Under the Affordable Care Act, approved plans must include services that many people do not need, such as maternity care, pediatric dental care, mental-health coverage and substance-abuse treatment. It is forbidden to offer other plans, even though people want to buy them. Naturally, many people complained when their lower-cost plans were canceled due to Affordable Care Act regulations, but it would have been against the law for insurance companies to offer the old plans.

Never mind that it is unlikely that Department of Health and Human Services bureaucrats will know what is best for individuals. The point of insurance is for people to choose the plan that works best for them, not for other people to tell them what they can, and cannot, buy.

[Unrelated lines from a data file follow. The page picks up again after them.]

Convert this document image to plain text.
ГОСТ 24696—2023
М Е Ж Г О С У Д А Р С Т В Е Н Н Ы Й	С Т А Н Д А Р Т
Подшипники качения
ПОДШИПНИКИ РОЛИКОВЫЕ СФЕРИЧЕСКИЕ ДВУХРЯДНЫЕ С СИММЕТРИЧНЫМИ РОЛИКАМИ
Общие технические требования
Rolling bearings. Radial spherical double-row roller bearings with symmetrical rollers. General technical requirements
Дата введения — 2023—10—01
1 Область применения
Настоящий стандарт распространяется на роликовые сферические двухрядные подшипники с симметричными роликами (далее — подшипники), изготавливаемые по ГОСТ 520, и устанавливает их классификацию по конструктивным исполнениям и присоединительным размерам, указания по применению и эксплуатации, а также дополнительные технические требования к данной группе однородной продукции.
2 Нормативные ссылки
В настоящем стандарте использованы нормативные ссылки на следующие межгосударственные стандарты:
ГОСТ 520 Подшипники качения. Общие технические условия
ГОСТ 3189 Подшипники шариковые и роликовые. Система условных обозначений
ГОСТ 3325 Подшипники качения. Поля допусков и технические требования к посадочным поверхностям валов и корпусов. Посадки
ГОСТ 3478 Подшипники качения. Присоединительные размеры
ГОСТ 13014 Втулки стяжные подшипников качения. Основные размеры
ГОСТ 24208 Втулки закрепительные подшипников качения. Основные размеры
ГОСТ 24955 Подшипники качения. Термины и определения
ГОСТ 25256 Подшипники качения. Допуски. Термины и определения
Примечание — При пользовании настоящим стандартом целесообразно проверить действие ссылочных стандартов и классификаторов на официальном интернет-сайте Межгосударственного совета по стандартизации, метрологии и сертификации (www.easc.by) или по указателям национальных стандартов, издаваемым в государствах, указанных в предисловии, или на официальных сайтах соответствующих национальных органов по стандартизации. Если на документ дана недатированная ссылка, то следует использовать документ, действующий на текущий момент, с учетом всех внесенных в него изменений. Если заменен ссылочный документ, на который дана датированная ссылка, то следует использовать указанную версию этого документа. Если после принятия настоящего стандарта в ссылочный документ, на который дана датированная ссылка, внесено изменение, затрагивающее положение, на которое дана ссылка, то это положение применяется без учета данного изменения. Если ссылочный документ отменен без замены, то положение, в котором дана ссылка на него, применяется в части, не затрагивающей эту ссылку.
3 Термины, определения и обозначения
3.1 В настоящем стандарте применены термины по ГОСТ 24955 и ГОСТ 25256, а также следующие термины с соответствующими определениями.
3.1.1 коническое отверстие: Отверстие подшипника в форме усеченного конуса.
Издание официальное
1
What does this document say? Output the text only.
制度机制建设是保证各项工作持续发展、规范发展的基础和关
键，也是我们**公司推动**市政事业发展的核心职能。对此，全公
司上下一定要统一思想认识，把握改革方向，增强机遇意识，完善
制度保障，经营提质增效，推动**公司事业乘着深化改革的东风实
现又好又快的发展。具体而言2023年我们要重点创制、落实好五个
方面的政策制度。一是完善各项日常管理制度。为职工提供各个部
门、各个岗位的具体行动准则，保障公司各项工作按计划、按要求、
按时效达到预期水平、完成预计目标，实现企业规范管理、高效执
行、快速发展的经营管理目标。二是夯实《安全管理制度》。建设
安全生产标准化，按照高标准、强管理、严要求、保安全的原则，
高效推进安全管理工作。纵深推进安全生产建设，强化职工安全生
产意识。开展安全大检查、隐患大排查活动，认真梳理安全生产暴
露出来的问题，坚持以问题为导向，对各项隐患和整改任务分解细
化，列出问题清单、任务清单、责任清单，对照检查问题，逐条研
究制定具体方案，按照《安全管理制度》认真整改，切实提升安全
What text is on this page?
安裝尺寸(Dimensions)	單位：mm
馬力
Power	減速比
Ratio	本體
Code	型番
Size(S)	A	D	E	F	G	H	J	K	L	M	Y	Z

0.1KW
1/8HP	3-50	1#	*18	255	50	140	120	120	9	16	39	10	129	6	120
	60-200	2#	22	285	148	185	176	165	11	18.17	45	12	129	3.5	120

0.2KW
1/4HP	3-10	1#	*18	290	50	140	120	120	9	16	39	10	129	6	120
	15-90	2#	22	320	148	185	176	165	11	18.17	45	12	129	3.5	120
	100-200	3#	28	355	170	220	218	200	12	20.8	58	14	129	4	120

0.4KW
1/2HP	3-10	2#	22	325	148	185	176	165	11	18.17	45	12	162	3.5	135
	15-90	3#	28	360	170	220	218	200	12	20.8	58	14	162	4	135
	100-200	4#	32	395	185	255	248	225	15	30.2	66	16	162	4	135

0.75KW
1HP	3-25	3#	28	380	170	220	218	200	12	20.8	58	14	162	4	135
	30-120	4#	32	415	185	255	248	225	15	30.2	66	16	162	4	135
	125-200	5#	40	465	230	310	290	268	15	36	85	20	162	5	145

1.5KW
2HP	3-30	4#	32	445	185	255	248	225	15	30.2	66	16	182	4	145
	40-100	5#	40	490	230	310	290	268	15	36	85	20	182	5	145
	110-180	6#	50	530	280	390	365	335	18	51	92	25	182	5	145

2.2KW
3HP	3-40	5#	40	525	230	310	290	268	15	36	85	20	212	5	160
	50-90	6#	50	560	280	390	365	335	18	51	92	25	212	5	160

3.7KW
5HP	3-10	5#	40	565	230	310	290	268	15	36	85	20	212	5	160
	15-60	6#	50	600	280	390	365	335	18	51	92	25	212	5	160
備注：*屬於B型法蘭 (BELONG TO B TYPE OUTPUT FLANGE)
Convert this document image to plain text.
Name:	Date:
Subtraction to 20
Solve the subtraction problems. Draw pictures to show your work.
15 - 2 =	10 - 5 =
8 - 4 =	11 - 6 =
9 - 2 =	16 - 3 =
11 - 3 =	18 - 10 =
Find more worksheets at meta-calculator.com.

EPA ozone rules will criminalize energy-intensive manufacturing

The Environmental Protection Agency’s new ozone regulations, as I wrote last week, would dramatically reduce the amount of ozone allowed in the air from the current standard of 75 parts per billion (ppb) to a range of 65 ppb to 70 ppb. Currently, 40% of the U.S. population lives in areas that do not meet the standard of 75 ppb. At 65 ppb, more than half of the United States would be out of compliance.

States would have to craft implementation plans, approved by the EPA, for keeping down levels of ozone within their borders. The only way for states to meet the standards is for them to reduce energy-intensive manufacturing, or some forms of energy production. Those activities would all become criminalized.

Gross domestic product is a measure of the economic activity of ordinary Americans. Our economy grows when people are allowed to engage in more economic activity. Unfortunately, Washington has criminalized a wide range of beneficial economic activity. No one wins except the bureaucrats.